A daughter lies, beaten and dying in the desert. A mother searches frantically for her missing daughter. In Hilary Bettis’ The Ghosts of Lote Bravo, Juanda plays the role of the heroic mother searching courageously for her missing and brutalized daughter, Raquel. But as the truth-teller, La Santa Muerte states, “There’s no such thing as villains and heroes. Only those lost in the desert” (49). Bettis uses La Santa Muerte, who represents the middle ground between right and wrong, to expose Juanda’s role in Raquel’s demise and to create an unsympathetic moment for an initially sympathetic character.
Juanda’s desperation to find Raquel consumes her opening line: “RAQUEL! MI TORO BRAVO! WHERE ARE YOU? WHERE ARE YOU!” (49). Her cry in the desert is the first depiction of her desperation, but Juanda’s anguish begins with a fruitless interaction with the Lote Bravo police. Police officers, Roberto and Pedro, not yet exposed for their involvement in Raquel’s disappearance, offer to write up a missing persons report but do nothing further. Recovering missing bottles of añejo preoccupies their daily duties.
With no official help in sight, Juanda seeks the guidance of La Santa Muerte (a saint she doesn’t believe in and even looks down upon). Camille, a coworker at La Maquiladora, assures La Santa Muerte will listen to and respond to Juanda’s prayers unlike the Holy Virgin, since she “sees all of humanity as equal no matter the mistakes one has made” (51). Considering Juanda’s ignorance of Raquel’s nocturnal excursions or the “mistakes” leading up to her disappearance, she reluctantly places her faith in “The idol trash of Monsters and Ghosts” (51).
Her desperate pleas to the police and placing her trust in La Santa Muerte, make Juanda a sympathetic character. She takes down her beloved religious icon, the Holy Virgin, whilst stealing a bottle of añejo to offer La Santa Muerte in exchange for help. Juanda exhibits motherly behavior in the course of the frenzied search of her daughter — she makes sacrifices.
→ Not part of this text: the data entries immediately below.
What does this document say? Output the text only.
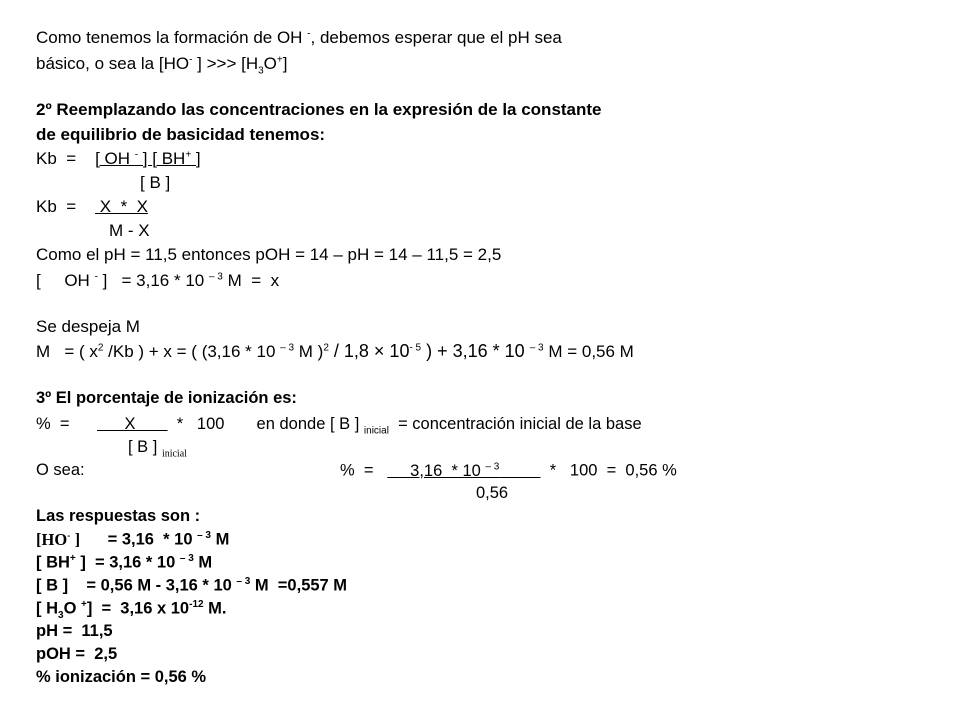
Como tenemos la formación de OH -, debemos esperar que el pH sea
básico, o sea la [HO- ] >>> $[H_3O^+]$
2º Reemplazando las concentraciones en la expresión de la constante
de equilibrio de basicidad tenemos:
Kb  =    [ OH - ] [ BH+ ]
[ B ]
Kb  =     X  *  X
M - X
Como el pH = 11,5 entonces pOH = 14 – pH = 14 – 11,5 = 2,5
[     OH - ]   = 3,16 * 10 $^{- 3}$ M  =  x
Se despeja M
M   = ( $x^2$ /Kb ) + x = ( (3,16 * 10 $^{- 3}$ M )$^2 / 1,8 \times 10^{- 5}$ ) + 3,16 * 10 $^{- 3}$ M = 0,56 M
3º El porcentaje de ionización es:
%  =            X         *   100       en donde [ B ] $_{inicial}$  = concentración inicial de la base
[ B ] $_{inicial}$
O sea:	%  =        3,16  * 10 $^{- 3}$	*   100  =  0,56 %
0,56
Las respuestas son :
[HO- ]      = 3,16  * 10 $^{- 3}$ M
[ BH+ ]  = 3,16 * 10 $^{- 3}$ M
[ B ]    = 0,56 M - 3,16 * 10 $^{- 3}$ M  =0,557 M
[ $H_3O$ +]  =  3,16 x $10^{-12}$ M.
pH =  11,5
pOH =  2,5
% ionización = 0,56 %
Ironically, these sacrifices disguise the greatest one of all: Raquel. As La Santa Muerte shows Juanda the events leading up to Raquel’s brutalization, she learns that Raquel resorted to prostitution to financially support the family. Juanda doesn’t flinch, deep down knowing this was a possibility. She confesses to La Santa Muerte, “I…My daughter’s blood is on my hands. I sent her out on the streets. I knew how to feed us the moment I saw that red shirt. I’ve sacrificed everything for nothing” (60). Juanda pressured Raquel to help the family in any way she could, even buying provocative attire to attract the men of Lote Bravo. The family may have needed Raquel’s illicit income, but it came at the ultimate price.
In this moment, Juanda is revealed as complicit in her daughter’s death. She’s not just a mother in anguish but someone responsible for her daughter’s demise, subverting the notion of a caring mother. But in Lote Bravo, nothing is simple or black and white as La Santa Muerte proves. Morally ambiguous characters exist — that’s reality. Juanda may have pushed her daughter into the night, but poverty is the real driving force here. Raquel never returns. She’s a victim of the cyclical violence perpetuated against women, especially the young women of Lote Bravo.
Instead of solely blaming Juanda, blame should also fall on systems which oppress people in poverty, forcing them to make agonizing decisions. How can anyone be the perfect mother in a world of hunger, corruption, and survival? Juanda left her daughter behind as a pink cross in the desert. Raquel will live on as the brave bull who saved her family and serves as a testament to the sacrifices women make to survive their realities.